Side comment: non-accessible tasks

The import-workflow operation works on a per-user basis. It can only succeed if all tasks that are identified are also accessible to the user. If not, it should fail (rather than providing a partially-non-accessible workflow).

Side comment: non-active tasks

The import-workflow operation does not include a check of whether imported tasks are active. If I am importing an old workflow where I pinned all versions, and in the meanwhile those versions were deactivated on the fractal-server instance, then the imported workflow will appear with multiple warnings and I won't be able to run it as a job.

ALTERNATIVE OPTION: the import fails when no active matching tasks are found.

Side comment: task name

Up to now, we discussed task-group identity in multiple v2.7 threads.
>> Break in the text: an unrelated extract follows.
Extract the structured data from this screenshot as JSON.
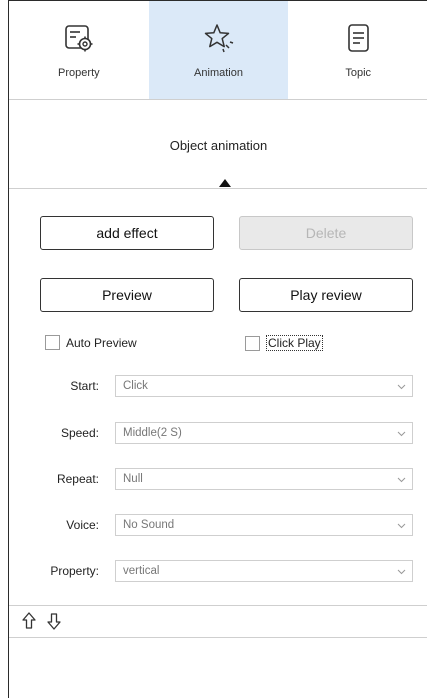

In order to specify a single task, we also need something more granular, and the obvious candidate here is the task name. This introduces some additional requirements for the backend:

Deprecation of backwards-compatibility

Moving forward, there will be a point in the future where we should discontinue the "import-task-based-on-source" feature. This will invalidate all exported-workflow JSON files created with versions <2.7, thus clearly being a breaking change.

jluethi commented 2 days ago

ALTERNATIVE OPTION: we could also switch 1 and 2, and give "All" the highest priority.

I think it's useful that "my personal task" has highest priority. It allows a user to recollect a task for themselves that would have issues in the ALL collection, thus working around some issues without needing admin support.

We consider version=None as a dummy filter, and rather return the latest available version of the task. This means that by editing the JSON of an exported workflow we can make its import less deterministic but give it more chances of success on different instances (or on instances where some old tasks were later deleted or deactivated).

I'd be in favor of that. If one imports a workflow with tasks that don't have their version specified, one gets the newest available versions of those tasks. That may or may not work (depending on whether parameters have changed). But given that we never export workflows that way, I think it's a good trade-off

The import-workflow operation does not include a check of whether imported tasks are active. If I am importing an old workflow where I pinned all versions, and in the meanwhile those versions were deactivated on the fractal-server instance, then the imported workflow will appear with multiple warnings and I won't be able to run it as a job.

As long as we can make those warnings visible to the user (e.g. also show feedback during import that some tasks were deactivated, they may need to update to a newer version), I think that's fine

Up to now, we discussed task-group identity in multiple v2.7 threads. In order to specify a single task, we also need something more granular, and the obvious candidate here is the task name. This introduces some additional requirements for the backend:

A task name should be immutable Upon task-group creation, we must verify that no two tasks with the same name exist in the same group.

Sounds good to me

Moving forward, there will be a point in the future where we should discontinue the "import-task-based-on-source" feature. This will invalidate all exported-workflow JSON files created with versions <2.7, thus clearly being a breaking change.

I'd be quite hesitant of dropping this, even once we don't have any of those tasks active anymore on the server. This breaks importing old workflows, so I'd much prefer to keep this active

tcompa commented 1 day ago

Upon task-group creation, we must verify that no two tasks with the same name exist in the same group.

Unique constraint on TaskV2 taskgroup_id and name columns.